Ah. So the Apache audit above was emitted with these options. That's an important info. Because with these options, with an H1 connection on client side, it means keep-alive is disabled on client side and there is no reuse at all on server side (private or not). So it is normally impossible to get a server connection already opened with another SNI except if the expression is badly evaluated by HAProxy.
It remains possible the bug is on Apache side. Have you ever experienced this issue on an older Apache version ?
We have always had a small residual amount of 421 errors, but it has never exceeded 0.0001% of the traffic, so we had never really paid attention to it.
Then at such error rates it would be useful to run a tcpdump between haproxy and the servers. For this you'll need to have the outgoing source port in haproxy logs in order to quickly discriminate the traffic, e.g:
http-request set-var(txn.bc_src_port) bc_src_port
log-format "%ci:%cp [%t] %ft %b/%s %TR/%Tw/%Tc/%Tr/%Tt %ST %B %CC %CS %ts %ac/%fc/%bc/%sc/%rc %sq/%bq %r SNI=%[ssl_fc_sni] HOST=%[var(txn.host)] UID=%[var(txn.btw_uid)] BC_SRC_PORT=%[var(txn.bc_src_port)]"
Then with apache's audit log, the date and source port in haproxy, you can filter that, either using tcpdump or directly within wireshark. Looking at the TLS handshake, you should see what SNI is emitted. We'll see if there's none, an empty one, garbage, or a valid one.
This Apache2 error log is quite telling:
--08ccac13-H-- Apache-Error: [file "ssl_engine_kernel.c"] [line 325] [level 3] AH02032: Hostname media.hostname2.com provided via SNI and hostname www.hostname1.com provided via HTTP have no compatible SSL setup
It could not have invented media.hostname2.com - it is not the default vhost, it is a deep vhost. There must necessarily have been an unwanted reuse of a connection in a special race condition.
The remaining question is whether the issue lies with HAProxy or with Apache2.
I encourage you to build a stack like that and then attack it with siege to see if you can reproduce these anomalies.
It could not have invented media.hostname2.com - it is not the default vhost, it is a deep vhost. There must necessarily have been an unwanted reuse of a connection in a special race condition.
I totally agree, and that's why we're trying to figure where it lies. We don't even know if it matches the first request of the connection or another one. We don't know if it happens on resumed connections or newly negotiated connections. It could even be possible that apache finds it in its tls context on resumed connections for example. There are lots of possibilities.
The remaining question is whether the issue lies with HAProxy or with Apache2.

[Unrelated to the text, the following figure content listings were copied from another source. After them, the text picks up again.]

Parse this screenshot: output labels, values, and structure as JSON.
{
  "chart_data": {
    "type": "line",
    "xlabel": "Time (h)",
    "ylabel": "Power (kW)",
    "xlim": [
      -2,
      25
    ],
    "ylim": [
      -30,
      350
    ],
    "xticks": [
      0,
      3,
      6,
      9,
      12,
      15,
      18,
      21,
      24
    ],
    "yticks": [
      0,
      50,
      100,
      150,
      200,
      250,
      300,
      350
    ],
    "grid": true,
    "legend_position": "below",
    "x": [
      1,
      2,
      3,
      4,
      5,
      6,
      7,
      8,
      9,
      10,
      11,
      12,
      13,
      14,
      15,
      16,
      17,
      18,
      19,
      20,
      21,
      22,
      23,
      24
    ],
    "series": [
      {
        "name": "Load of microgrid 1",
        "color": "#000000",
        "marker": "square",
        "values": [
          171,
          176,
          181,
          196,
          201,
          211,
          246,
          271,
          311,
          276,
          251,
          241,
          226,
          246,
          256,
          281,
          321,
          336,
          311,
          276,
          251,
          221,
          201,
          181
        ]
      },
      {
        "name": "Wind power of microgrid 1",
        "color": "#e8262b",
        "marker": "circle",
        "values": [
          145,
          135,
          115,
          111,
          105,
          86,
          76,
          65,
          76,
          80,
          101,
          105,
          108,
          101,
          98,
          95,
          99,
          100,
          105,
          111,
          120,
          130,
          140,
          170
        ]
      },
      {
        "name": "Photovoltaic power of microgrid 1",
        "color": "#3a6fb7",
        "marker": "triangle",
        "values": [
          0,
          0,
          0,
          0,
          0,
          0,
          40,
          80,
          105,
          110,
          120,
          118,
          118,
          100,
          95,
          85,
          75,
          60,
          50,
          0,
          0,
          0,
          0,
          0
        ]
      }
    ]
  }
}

For now we're assuming it's in haproxy though we can't find any relevant possibility in the code we've read and re-read many times. The possibility that it's in Apache is there as well, but similarly there are so many ways to (re)use a connection over TLS that the number of scenarios to imagine is complex. To give you an idea, I have even checked the connection retry code just in case it would only happen after a failure and a retry. But I noticed on one log you produced that the retry counter was zero.
I encourage you to build a stack like that and then attack it with siege to see if you can reproduce these anomalies.
The thing it that in our tests such setups are flawlessly run every day :-/ So our attempts to reproduce it will not suddenly make the problem appear if the biases we might have systematically result in creating a comparable setup which never exhibits it.
That's why being able to bisect where/when it happens would significantly help us orient our research. At the moment all we know is that the SNI that apache finds does not match the host in the request, while haproxy logs indicate the same are used. There's obviously something wrong that happens sometimes between the two regarding this. The fact that you mention that even with reuse-never it still happens but less frequently is quite shocking and confusing. For now we're missing any idea of what to try or to look for.